Wednesday, 30 July 2014

The Greatest Lesson

My father was dying of cancer, and ther's no way that I, a registered nurse, my husband, a surgical resident, or any of our medical and nursing friends, colleagues or professors could save his life. The one thing our family could do wasto care for Dad at home until his death, so that he could be with the wife, daughters, son and sons-in-law who loved him so very much

During the last summer of Dad's life, I was a doctoral student at the Division of Nursing of New York University and was taking a required research course that met twice weekly. Those two classes were my only respite from the pain and grief at home. Yet, when I left for class, I often worried about Dad and the family.

A week before the course ended, Dad's condition became terminal. I knew I had to let the course professor know that I might be absent from the last sessions of the course. After class, I found him in his office. I did not intend to tell him much about my personal situation, as I knew the professor only as one of his students in a large class. However, he closed the door after I entered, sat behind his desk and, looking at me kindly as if he had unlimited time to talk, asked what he could do for me.

Suddenly, I could not find my nurse's cal demeanor or the words I had carefully rehearsed. I simply put my head in my hands and wept. When I could finally stop crying, I told him the truth about my father and asked if he would allow me to make up the last classes.

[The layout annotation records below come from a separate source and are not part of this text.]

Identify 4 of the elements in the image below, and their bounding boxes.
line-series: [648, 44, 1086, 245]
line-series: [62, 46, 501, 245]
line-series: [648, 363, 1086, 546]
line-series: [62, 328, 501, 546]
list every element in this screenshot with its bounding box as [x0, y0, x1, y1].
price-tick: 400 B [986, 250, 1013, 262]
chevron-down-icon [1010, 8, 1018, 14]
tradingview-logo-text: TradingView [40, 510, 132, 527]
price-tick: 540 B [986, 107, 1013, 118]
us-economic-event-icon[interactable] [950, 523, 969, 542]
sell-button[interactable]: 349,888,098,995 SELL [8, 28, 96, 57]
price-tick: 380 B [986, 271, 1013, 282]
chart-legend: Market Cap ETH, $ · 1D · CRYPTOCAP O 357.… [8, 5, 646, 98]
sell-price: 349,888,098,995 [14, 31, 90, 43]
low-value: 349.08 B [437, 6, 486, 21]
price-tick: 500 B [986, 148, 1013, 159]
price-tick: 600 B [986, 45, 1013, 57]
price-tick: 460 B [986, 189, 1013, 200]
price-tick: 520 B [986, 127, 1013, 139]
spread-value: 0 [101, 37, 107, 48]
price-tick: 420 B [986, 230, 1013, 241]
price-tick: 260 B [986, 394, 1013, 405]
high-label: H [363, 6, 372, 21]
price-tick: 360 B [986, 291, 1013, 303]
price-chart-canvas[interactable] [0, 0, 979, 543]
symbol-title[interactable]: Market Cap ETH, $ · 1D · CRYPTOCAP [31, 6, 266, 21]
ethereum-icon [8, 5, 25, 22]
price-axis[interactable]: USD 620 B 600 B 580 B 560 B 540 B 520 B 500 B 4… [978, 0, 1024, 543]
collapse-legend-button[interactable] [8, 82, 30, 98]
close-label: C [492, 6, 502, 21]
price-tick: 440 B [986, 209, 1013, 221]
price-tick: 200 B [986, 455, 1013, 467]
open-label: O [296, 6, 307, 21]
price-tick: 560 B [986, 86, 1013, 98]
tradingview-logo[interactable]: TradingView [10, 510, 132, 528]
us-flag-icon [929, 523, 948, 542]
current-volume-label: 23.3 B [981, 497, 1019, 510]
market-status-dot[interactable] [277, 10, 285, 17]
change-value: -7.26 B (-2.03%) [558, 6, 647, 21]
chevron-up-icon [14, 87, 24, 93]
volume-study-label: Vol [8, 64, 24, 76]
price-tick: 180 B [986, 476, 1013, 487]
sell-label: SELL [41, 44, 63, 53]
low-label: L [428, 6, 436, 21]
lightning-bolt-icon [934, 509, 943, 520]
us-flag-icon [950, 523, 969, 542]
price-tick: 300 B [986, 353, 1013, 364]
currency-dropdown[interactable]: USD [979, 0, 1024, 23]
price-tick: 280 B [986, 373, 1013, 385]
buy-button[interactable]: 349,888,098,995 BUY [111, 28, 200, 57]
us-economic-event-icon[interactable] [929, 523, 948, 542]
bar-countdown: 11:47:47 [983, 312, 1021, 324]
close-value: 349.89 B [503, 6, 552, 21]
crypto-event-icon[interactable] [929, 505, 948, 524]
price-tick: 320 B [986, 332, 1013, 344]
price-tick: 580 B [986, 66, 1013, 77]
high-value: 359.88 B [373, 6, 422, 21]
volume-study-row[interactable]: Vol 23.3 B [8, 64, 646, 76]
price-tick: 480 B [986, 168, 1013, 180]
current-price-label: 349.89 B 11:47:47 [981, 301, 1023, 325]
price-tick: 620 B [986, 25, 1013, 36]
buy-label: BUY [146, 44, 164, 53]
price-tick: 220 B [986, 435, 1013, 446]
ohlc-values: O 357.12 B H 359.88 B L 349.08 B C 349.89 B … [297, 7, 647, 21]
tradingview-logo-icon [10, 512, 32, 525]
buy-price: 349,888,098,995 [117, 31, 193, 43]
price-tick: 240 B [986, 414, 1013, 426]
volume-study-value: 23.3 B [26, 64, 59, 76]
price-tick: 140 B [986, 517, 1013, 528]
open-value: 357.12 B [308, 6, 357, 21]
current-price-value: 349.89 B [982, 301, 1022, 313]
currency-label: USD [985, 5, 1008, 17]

The professor paused thoughtfully, looked down at his record book and then gently said, "The course ends for you today. You've been an A student; how would this change in a week? Go home to your father and your family. That is where you need to be."

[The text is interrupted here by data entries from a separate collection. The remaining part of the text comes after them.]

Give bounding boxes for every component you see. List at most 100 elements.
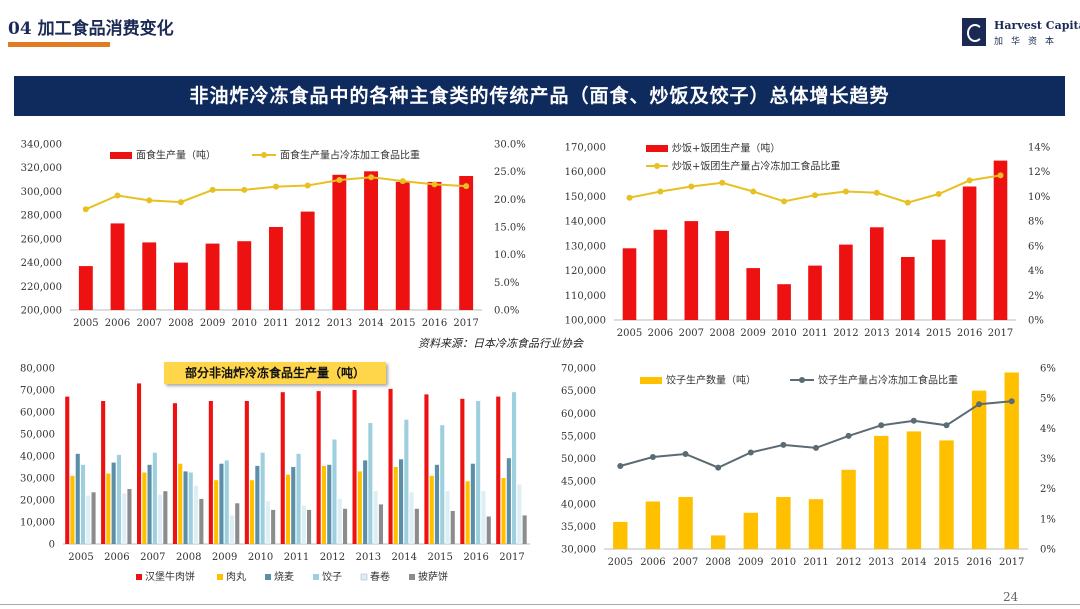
chart4-y2-tick: 6% <box>1040 364 1056 375</box>
chart2-bar <box>746 268 760 320</box>
chart3-legend-swatch <box>265 574 271 580</box>
chart2-y2-tick: 12% <box>1028 167 1050 178</box>
chart4-bar <box>711 535 726 549</box>
chart3-bar <box>368 423 373 544</box>
chart4-bar <box>939 440 954 549</box>
chart1-bar <box>142 242 157 310</box>
chart3-bar <box>388 388 393 544</box>
chart4-x-tick: 2014 <box>901 557 926 568</box>
chart4-x-tick: 2011 <box>803 557 828 568</box>
section-underline <box>8 42 110 47</box>
chart3-bar <box>65 396 70 544</box>
chart1-line-point <box>368 174 375 181</box>
chart3-bar <box>434 464 439 544</box>
chart4-x-tick: 2008 <box>705 557 730 568</box>
chart2-x-tick: 2009 <box>740 328 765 339</box>
chart3-bar <box>286 474 291 544</box>
chart4-y2-tick: 1% <box>1040 514 1056 525</box>
chart3-bar <box>404 419 409 544</box>
chart1-x-tick: 2005 <box>73 318 98 329</box>
chart3-x-tick: 2005 <box>68 552 93 563</box>
chart3-bar <box>307 509 312 544</box>
chart4-bar <box>841 469 856 549</box>
chart1-x-tick: 2006 <box>105 318 130 329</box>
chart2-line-point <box>719 179 726 186</box>
chart3-bar <box>183 471 188 544</box>
chart3-title: 部分非油炸冷冻食品生产量（吨） <box>164 362 386 384</box>
chart2-line-point <box>688 183 695 190</box>
chart3-bar <box>296 453 301 544</box>
chart1-y2-tick: 0.0% <box>494 306 519 317</box>
chart2-x-tick: 2008 <box>710 328 735 339</box>
chart3-bar <box>70 475 75 544</box>
chart4-y-tick: 45,000 <box>561 477 596 488</box>
chart4-bar <box>776 497 791 549</box>
chart1-bar <box>364 171 378 310</box>
chart3-bar <box>229 515 234 544</box>
chart2-line-point <box>873 189 880 196</box>
chart4-y2-tick: 4% <box>1040 424 1056 435</box>
chart3-bar <box>506 458 511 544</box>
chart2-line-point <box>842 188 849 195</box>
section-title: 04 加工食品消费变化 <box>8 19 174 39</box>
chart2-bar <box>622 248 637 320</box>
chart4-line-point <box>747 449 754 456</box>
chart3-legend-label: 饺子 <box>322 570 342 583</box>
chart2-x-tick: 2016 <box>957 328 982 339</box>
chart3-bar <box>172 403 177 544</box>
chart3-bar <box>399 459 404 544</box>
chart4-y-tick: 55,000 <box>561 431 596 442</box>
chart3-x-tick: 2008 <box>176 552 201 563</box>
chart2-x-tick: 2017 <box>988 328 1013 339</box>
chart2-bar <box>993 160 1008 320</box>
chart1-legend-bar-label: 面食生产量（吨） <box>136 149 216 162</box>
chart1-x-tick: 2010 <box>232 318 257 329</box>
chart1-line-point <box>82 206 89 213</box>
chart3-bar <box>152 452 157 544</box>
chart3-bar <box>481 491 486 544</box>
chart4-line-point <box>1008 398 1015 405</box>
chart4-y2-tick: 2% <box>1040 484 1056 495</box>
chart4-bar <box>971 390 987 549</box>
chart3-bar <box>265 501 270 544</box>
chart4-y-tick: 65,000 <box>561 386 596 397</box>
chart3-bar <box>235 503 240 544</box>
chart3-bar <box>378 504 383 544</box>
chart4-x-tick: 2010 <box>771 557 796 568</box>
chart3-bar <box>450 511 455 544</box>
chart4-x-tick: 2013 <box>869 557 894 568</box>
chart4-legend-line-label: 饺子生产量占冷冻加工食品比重 <box>818 374 958 387</box>
chart1-x-tick: 2011 <box>263 318 288 329</box>
chart1-bar <box>110 223 125 310</box>
chart1-y2-tick: 20.0% <box>494 195 526 206</box>
chart4-line-point <box>943 422 950 429</box>
chart3-bar <box>75 453 80 544</box>
chart1-bar <box>205 243 220 310</box>
chart3-bar <box>393 467 398 544</box>
chart4-y-tick: 40,000 <box>561 499 596 510</box>
chart3-bar <box>501 478 506 544</box>
chart3-bar <box>250 480 255 544</box>
chart1-x-tick: 2015 <box>390 318 415 329</box>
chart2-line-point <box>626 194 633 201</box>
chart3-x-tick: 2010 <box>248 552 273 563</box>
chart3-bar <box>255 465 260 544</box>
chart3-bar <box>470 463 475 544</box>
chart4-y-tick: 30,000 <box>561 545 596 556</box>
chart2-x-tick: 2015 <box>926 328 951 339</box>
chart1-y-tick: 220,000 <box>21 282 62 293</box>
chart2-x-tick: 2005 <box>617 328 642 339</box>
chart2-x-tick: 2010 <box>771 328 796 339</box>
chart3-x-tick: 2011 <box>284 552 309 563</box>
chart3-bar <box>517 484 522 544</box>
chart3-legend-swatch <box>136 574 142 580</box>
chart1-bar <box>332 174 347 310</box>
chart3-bar <box>522 515 527 544</box>
chart3-bar <box>496 396 501 544</box>
chart3-y-tick: 0 <box>49 540 55 551</box>
chart1-bar <box>237 241 252 310</box>
chart4-line-point <box>976 401 983 408</box>
chart4-bar <box>613 521 628 549</box>
chart2-y2-tick: 0% <box>1028 316 1044 327</box>
chart3-y-tick: 10,000 <box>20 518 55 529</box>
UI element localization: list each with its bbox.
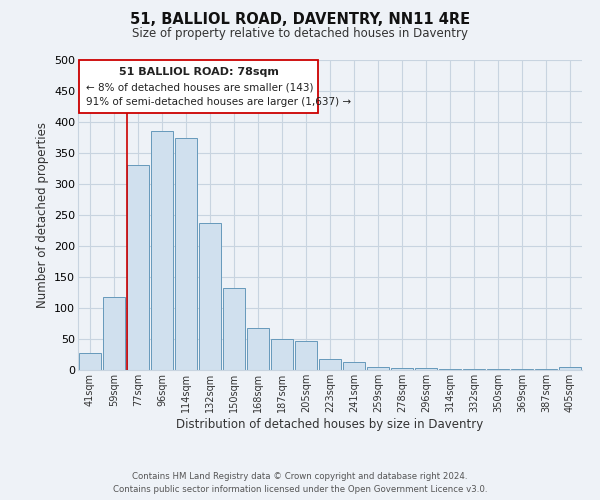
Text: ← 8% of detached houses are smaller (143): ← 8% of detached houses are smaller (143… (86, 82, 314, 92)
Bar (295, 342, 317, 370)
Bar (391, 368, 413, 370)
Bar (79, 352, 101, 370)
X-axis label: Distribution of detached houses by size in Daventry: Distribution of detached houses by size … (176, 418, 484, 430)
Bar (415, 368, 437, 370)
Text: 51, BALLIOL ROAD, DAVENTRY, NN11 4RE: 51, BALLIOL ROAD, DAVENTRY, NN11 4RE (130, 12, 470, 28)
Bar (367, 367, 389, 370)
FancyBboxPatch shape (79, 60, 318, 112)
Bar (343, 362, 365, 370)
Bar (199, 223, 221, 370)
Bar (271, 339, 293, 370)
Text: Size of property relative to detached houses in Daventry: Size of property relative to detached ho… (132, 28, 468, 40)
Text: Contains HM Land Registry data © Crown copyright and database right 2024.
Contai: Contains HM Land Registry data © Crown c… (113, 472, 487, 494)
Bar (127, 166, 149, 370)
Bar (439, 369, 461, 370)
Bar (559, 367, 581, 370)
Y-axis label: Number of detached properties: Number of detached properties (35, 122, 49, 308)
Text: 51 BALLIOL ROAD: 78sqm: 51 BALLIOL ROAD: 78sqm (119, 66, 278, 76)
Bar (151, 132, 173, 370)
Text: 91% of semi-detached houses are larger (1,637) →: 91% of semi-detached houses are larger (… (86, 97, 352, 107)
Bar (319, 359, 341, 370)
Bar (175, 138, 197, 370)
Bar (103, 298, 125, 370)
Bar (247, 328, 269, 370)
Bar (223, 288, 245, 370)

A few days later, as I sat with my father during his last hours, I knew that the professor's kindness had removed an academic burden from my heart and made it possible for me to give all my energy to my father and to my family during the most difficult time of our lives. As head of the course, my professor had the power to help or make things even harder for me. Dad passed away on the morning of the final examination for the course. To this day, I treasure the memory of being able to be at home with him at the time of his death.

Twenty-three years have passed since that terrible summer, and I now am a tenured, associate professor at another university. Over the years, I have had several occasions to remember that professor's example as I worked with students, dealing with tragedy in their own lives. Yes, I did learn about research methods in his class. However, what I learned from him about the impact of a teacher's understanding and compassion remains the greatest lesson I have had in any course.